Michel Levi-Leleu claimed that the suitcase, bearing a tag that reads “86 Boul, Villette, Paris Pierre Levi,” belonged to his father, and demanded its return. Pierre Levi was murdered in Auschwitz. The International Auschwitz Council, in turn, contended that everything left from the camp should remain inviolate and integral. The chairman of the Council, Professor Władysław Bartoszewski, sent a special letter in the matter to Mr. Levi-Leleu.
As a result of the settlement, the Auschwitz Museum, which regards the suitcase as one of the rare objects symbolizing and representing the memory of the persons deported to the camp, and which wishes to express the deepest understanding of the emotions of the families of Shoah victims, has decided to leave the suitcase in the Paris Shoah museum on a long-term basis. Mr. Levi-Leleu’s family, in turn, has renounced its claims.
The suitcases belonging to people deported to Auschwitz are among the most priceless material testimony to the tragedy that occurred here.

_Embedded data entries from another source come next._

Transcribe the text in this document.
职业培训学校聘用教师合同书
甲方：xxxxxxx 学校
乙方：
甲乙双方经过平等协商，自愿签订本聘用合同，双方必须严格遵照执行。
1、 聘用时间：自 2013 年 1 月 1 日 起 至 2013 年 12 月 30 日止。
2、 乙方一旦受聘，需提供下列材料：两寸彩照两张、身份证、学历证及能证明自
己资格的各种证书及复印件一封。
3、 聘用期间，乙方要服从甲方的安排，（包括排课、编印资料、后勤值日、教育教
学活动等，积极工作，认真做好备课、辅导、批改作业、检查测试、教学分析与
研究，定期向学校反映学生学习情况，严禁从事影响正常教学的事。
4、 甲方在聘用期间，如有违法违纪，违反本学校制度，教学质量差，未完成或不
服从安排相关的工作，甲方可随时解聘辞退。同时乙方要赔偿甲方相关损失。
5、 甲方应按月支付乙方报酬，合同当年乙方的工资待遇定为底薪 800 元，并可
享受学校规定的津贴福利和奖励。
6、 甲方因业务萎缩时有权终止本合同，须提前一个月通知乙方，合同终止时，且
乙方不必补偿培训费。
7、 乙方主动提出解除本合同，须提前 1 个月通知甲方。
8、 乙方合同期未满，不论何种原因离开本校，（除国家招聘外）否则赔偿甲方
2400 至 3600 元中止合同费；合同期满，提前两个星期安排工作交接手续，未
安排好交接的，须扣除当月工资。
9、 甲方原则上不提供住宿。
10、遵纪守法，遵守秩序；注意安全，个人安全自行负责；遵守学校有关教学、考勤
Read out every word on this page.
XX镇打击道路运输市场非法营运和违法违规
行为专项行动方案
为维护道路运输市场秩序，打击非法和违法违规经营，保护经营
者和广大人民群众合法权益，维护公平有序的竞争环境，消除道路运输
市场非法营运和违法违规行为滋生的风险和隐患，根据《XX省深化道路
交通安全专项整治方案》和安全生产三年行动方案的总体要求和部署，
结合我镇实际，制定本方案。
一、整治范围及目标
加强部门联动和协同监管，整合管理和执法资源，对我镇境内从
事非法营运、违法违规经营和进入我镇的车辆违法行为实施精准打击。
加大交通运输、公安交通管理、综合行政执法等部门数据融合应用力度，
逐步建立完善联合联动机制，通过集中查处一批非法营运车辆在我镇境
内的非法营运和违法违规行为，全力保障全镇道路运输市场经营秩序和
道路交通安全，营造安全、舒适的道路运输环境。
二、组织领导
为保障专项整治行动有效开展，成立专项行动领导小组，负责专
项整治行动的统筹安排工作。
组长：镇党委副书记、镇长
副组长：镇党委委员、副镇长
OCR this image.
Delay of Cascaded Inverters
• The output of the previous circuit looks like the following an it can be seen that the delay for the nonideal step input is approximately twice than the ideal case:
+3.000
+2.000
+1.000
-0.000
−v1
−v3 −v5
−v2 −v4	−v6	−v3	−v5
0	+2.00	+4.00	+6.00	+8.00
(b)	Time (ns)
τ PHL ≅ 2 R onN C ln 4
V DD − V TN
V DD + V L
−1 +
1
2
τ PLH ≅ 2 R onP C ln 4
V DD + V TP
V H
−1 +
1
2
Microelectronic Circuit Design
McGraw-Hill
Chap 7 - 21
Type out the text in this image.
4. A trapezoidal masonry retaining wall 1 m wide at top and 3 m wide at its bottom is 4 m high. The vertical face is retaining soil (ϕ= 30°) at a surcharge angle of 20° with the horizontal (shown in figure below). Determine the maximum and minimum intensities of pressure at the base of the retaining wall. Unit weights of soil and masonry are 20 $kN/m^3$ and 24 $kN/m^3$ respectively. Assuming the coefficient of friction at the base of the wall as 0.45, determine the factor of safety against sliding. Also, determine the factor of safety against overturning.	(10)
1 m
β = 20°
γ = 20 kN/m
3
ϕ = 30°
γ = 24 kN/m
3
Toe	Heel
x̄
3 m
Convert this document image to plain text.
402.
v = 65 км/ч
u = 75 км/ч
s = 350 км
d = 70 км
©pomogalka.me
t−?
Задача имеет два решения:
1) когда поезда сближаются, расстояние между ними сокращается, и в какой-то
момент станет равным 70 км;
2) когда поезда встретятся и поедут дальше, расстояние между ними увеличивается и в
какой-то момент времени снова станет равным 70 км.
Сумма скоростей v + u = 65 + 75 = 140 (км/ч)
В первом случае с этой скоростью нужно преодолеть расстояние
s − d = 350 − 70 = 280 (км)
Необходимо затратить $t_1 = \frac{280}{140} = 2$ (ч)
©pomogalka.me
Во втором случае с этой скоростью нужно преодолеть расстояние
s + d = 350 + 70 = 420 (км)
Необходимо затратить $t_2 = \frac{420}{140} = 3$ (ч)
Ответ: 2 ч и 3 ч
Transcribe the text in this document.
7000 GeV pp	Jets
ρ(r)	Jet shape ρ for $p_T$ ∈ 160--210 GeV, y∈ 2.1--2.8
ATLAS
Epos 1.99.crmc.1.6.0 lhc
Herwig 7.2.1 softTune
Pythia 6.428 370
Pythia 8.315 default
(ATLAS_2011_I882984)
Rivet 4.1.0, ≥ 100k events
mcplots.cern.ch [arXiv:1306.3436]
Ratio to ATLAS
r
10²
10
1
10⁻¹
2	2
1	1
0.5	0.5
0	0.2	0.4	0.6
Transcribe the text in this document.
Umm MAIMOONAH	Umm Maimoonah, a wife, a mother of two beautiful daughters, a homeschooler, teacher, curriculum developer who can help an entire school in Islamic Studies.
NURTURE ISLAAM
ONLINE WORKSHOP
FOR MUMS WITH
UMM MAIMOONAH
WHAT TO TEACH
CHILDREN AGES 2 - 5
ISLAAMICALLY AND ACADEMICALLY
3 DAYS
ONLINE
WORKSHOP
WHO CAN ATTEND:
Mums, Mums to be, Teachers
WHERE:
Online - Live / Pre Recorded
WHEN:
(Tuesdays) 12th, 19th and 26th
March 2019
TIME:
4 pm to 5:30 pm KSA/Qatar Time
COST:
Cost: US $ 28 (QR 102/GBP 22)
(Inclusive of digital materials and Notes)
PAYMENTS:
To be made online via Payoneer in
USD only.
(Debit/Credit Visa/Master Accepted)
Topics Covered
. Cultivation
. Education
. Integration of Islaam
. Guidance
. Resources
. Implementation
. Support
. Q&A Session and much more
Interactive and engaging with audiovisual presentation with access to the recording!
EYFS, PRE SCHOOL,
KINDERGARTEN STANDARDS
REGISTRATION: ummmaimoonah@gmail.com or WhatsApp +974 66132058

They constitute a small remainder of the property left behind by the victims of the gas chambers, and the names on some of them are among the few proofs of the death of specific individuals in Auschwitz.
Throughout the lawsuit, the Museum was represented pro bono and supported by attorneys Jean-Marie Burguburu and François-Pascal Gery of the Paris office of Gide Loyrette Nouel, and by their partner in Warsaw, attorney Robert Jędrzejczyk.